2010/06/15

LA VEREDA

Cuando era niño existía un lugar. Un lugar mágico, donde todo parecía posible. Para llegar hasta ahí no hacia falta subirse a un avión, ni tramitar una visa, bastaba con abrir la puerta, siempre sin llave, del frente de la casa.
En ese idílico lugar transcurrían en gran parte nuestros días, y en verano, plenas de fantasías también las noches. Noches en que los viejos, con sus sillas cansadas, como sus espaldas, nos contaban historias del otro lado del mar. Cuando ellos se retiraban nosotros seguíamos con los relatos, más otros eran los temas y el vocabulario, Así aprendíamos las cosas que en la escuela no nos enseñaban y que en nuestros hogares ni siquiera se nombraban.
Las mañanas eran todo color y feria, mujeres que, con la excusa de la escoba, se ponían al corriente de las novedades, hombres apurados rumbo a la fábrica o la oficina.
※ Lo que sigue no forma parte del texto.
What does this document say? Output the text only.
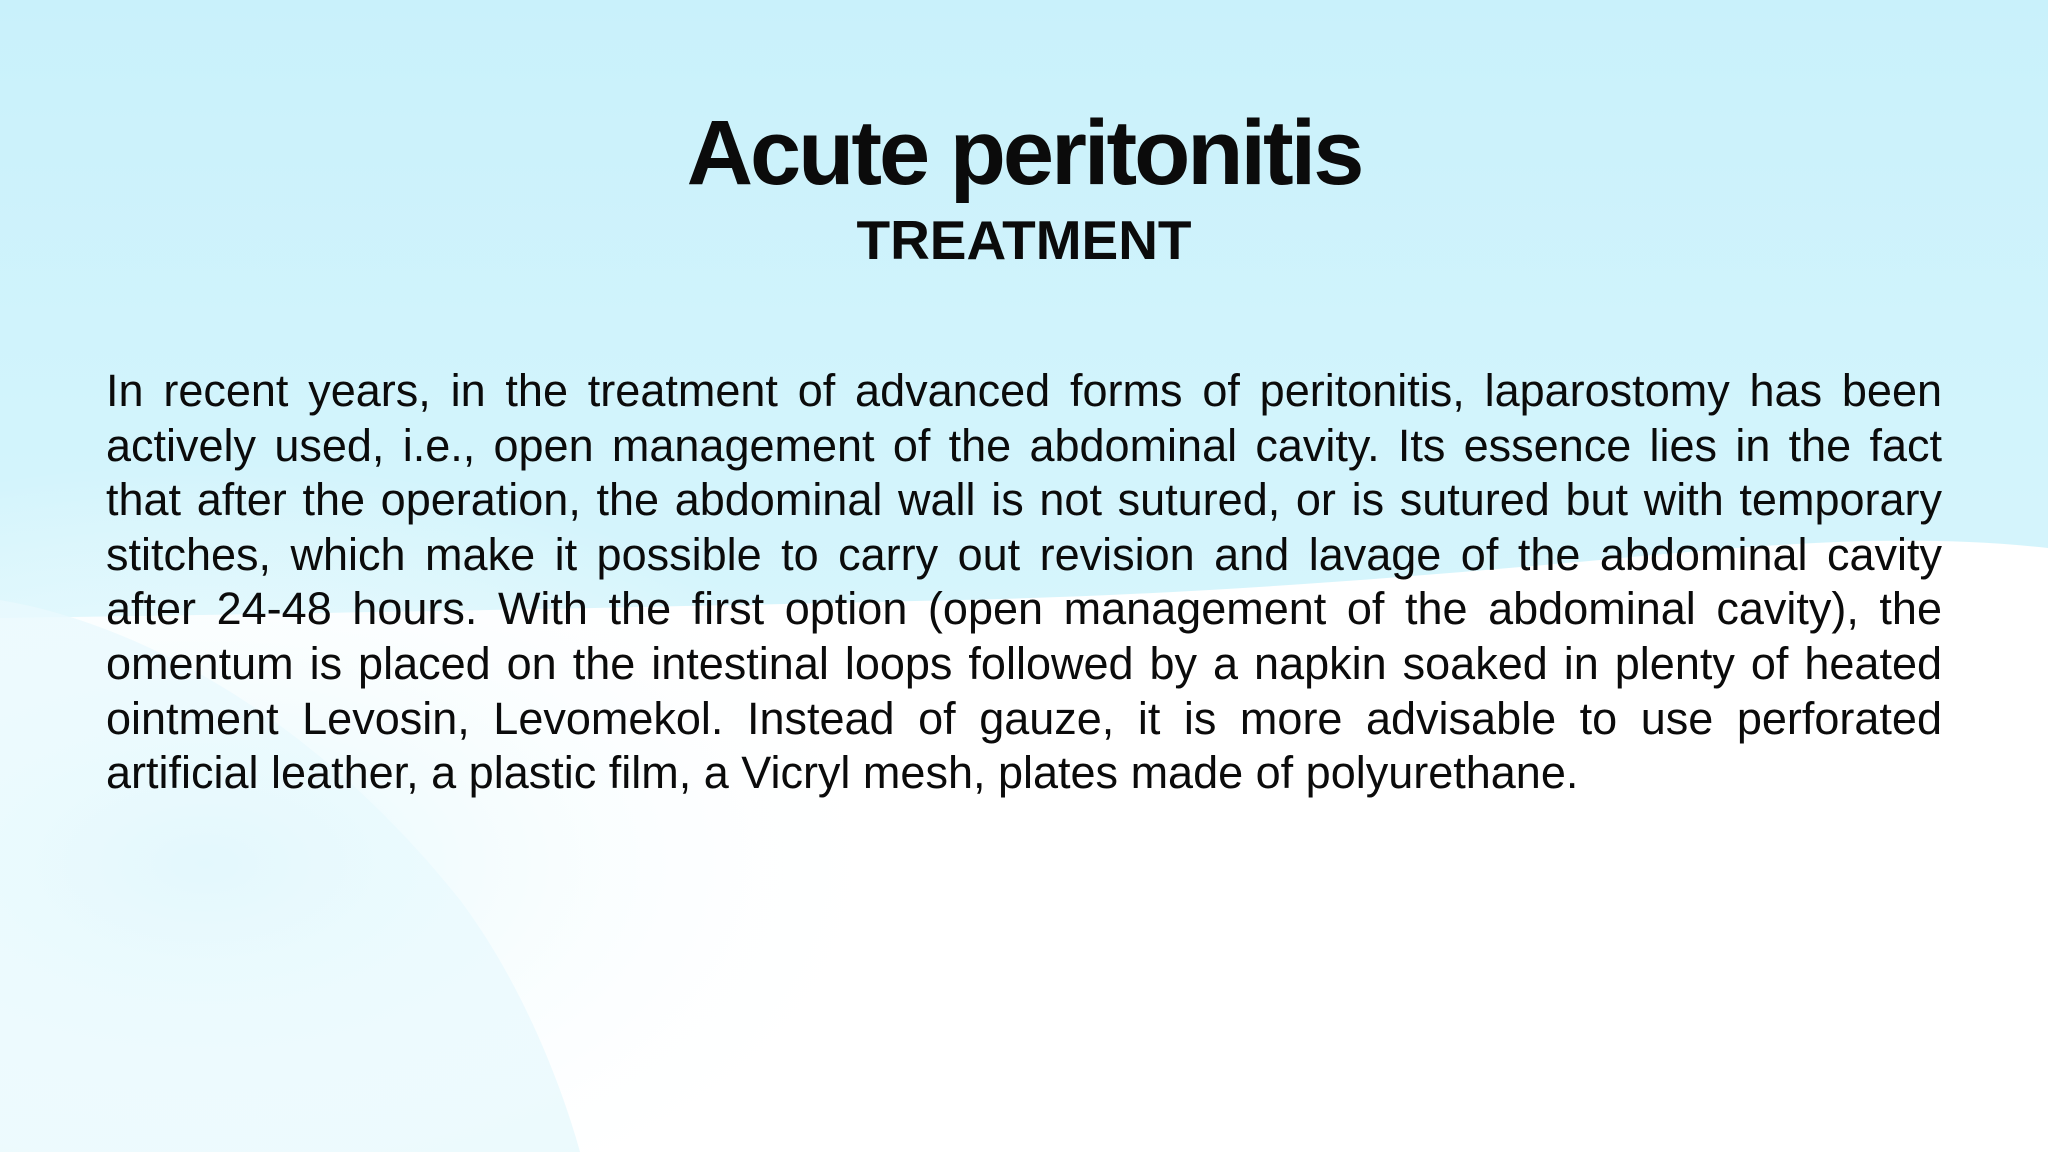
Acute peritonitis
TREATMENT

In recent years, in the treatment of advanced forms of peritonitis, laparostomy has been actively used, i.e., open management of the abdominal cavity. Its essence lies in the fact that after the operation, the abdominal wall is not sutured, or is sutured but with temporary stitches, which make it possible to carry out revision and lavage of the abdominal cavity after 24-48 hours. With the first option (open management of the abdominal cavity), the omentum is placed on the intestinal loops followed by a napkin soaked in plenty of heated ointment Levosin, Levomekol. Instead of gauze, it is more advisable to use perforated artificial leather, a plastic film, a Vicryl mesh, plates made of polyurethane.
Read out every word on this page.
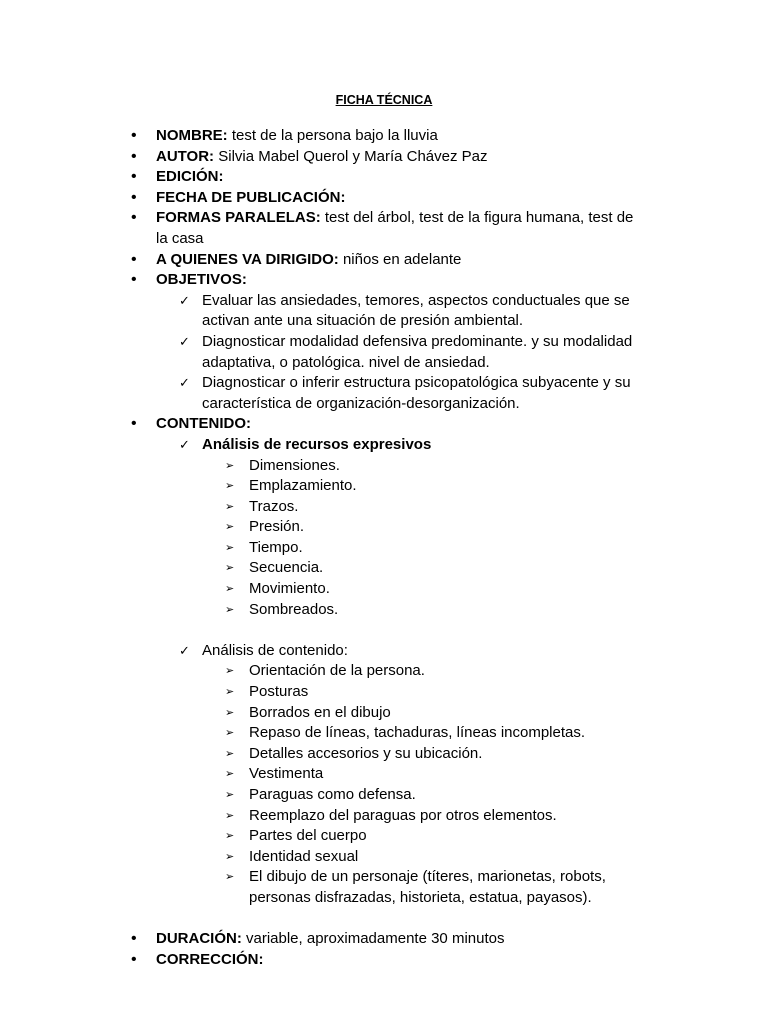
FICHA TÉCNICA
• NOMBRE: test de la persona bajo la lluvia
• AUTOR: Silvia Mabel Querol y María Chávez Paz
• EDICIÓN:
• FECHA DE PUBLICACIÓN:
• FORMAS PARALELAS: test del árbol, test de la figura humana, test de
la casa
• A QUIENES VA DIRIGIDO: niños en adelante
• OBJETIVOS:
✓ Evaluar las ansiedades, temores, aspectos conductuales que se
activan ante una situación de presión ambiental.
✓ Diagnosticar modalidad defensiva predominante. y su modalidad
adaptativa, o patológica. nivel de ansiedad.
✓ Diagnosticar o inferir estructura psicopatológica subyacente y su
característica de organización-desorganización.
• CONTENIDO:
✓ Análisis de recursos expresivos
➢ Dimensiones.
➢ Emplazamiento.
➢ Trazos.
➢ Presión.
➢ Tiempo.
➢ Secuencia.
➢ Movimiento.
➢ Sombreados.
✓ Análisis de contenido:
➢ Orientación de la persona.
➢ Posturas
➢ Borrados en el dibujo
➢ Repaso de líneas, tachaduras, líneas incompletas.
➢ Detalles accesorios y su ubicación.
➢ Vestimenta
➢ Paraguas como defensa.
➢ Reemplazo del paraguas por otros elementos.
➢ Partes del cuerpo
➢ Identidad sexual
➢ El dibujo de un personaje (títeres, marionetas, robots,
personas disfrazadas, historieta, estatua, payasos).
• DURACIÓN: variable, aproximadamente 30 minutos
• CORRECCIÓN:
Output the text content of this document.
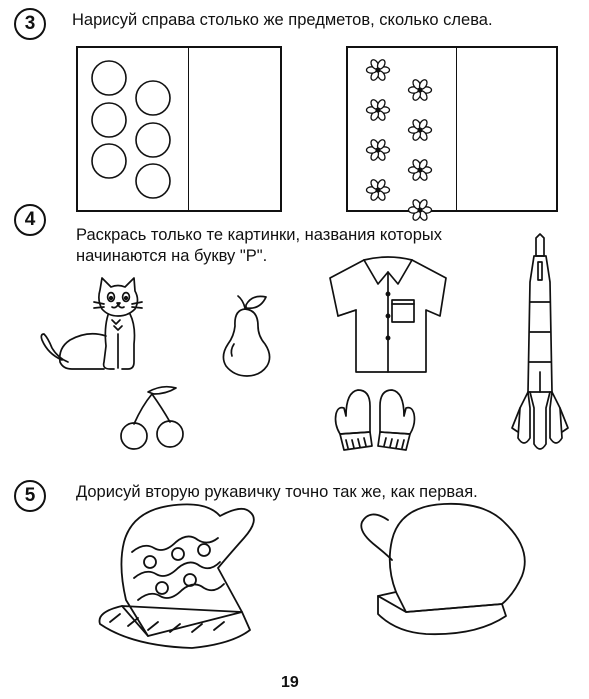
3	Нарисуй справа столько же предметов, сколько слева.
4
Раскрась только те картинки, названия которых
начинаются на букву "Р".
5	Дорисуй вторую рукавичку точно так же, как первая.
19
En la hora de la siesta, el barrio sumido en silencio y calma, nos adueñábamos de este territorio abandonado por los adultos y todo era jugar, jugar sin límites, jugar e ir tejiendo una trama de amistades infinitas, que se confundían con los lazos de familia.

Correr, correr con el viento y el sol en la cara.
Gritar, gritar con alegría o con bronca, gritar una canción, una consigna o un insulto.
O gritar por gritar, reír a los gritos.

Cuando recuerdo, veo fragmentos todos mezclados de los primeros libros e historietas, los cigarrillos sueltos, la vecina que tenía dos años más que nosotros y ya era toda una mujer; y las competencias: las figuritas, el fútbol, las bicicletas, fuese lo que fuese había que ganar, acaso, como un entrenamiento para la vida que nos esperaba. Claro que no sospechábamos como iba a ser el futuro ni todo lo que íbamos a perder. Soñábamos autos que volaban, viajes a otros planetas, un confortable mundo de máquinas y de placeres. La felicidad, como la concebíamos entonces, instalada en ese futuro.
Pero no nos dábamos cuenta de que en cuánto dobláramos la esquina, ya no íbamos a poder regresar.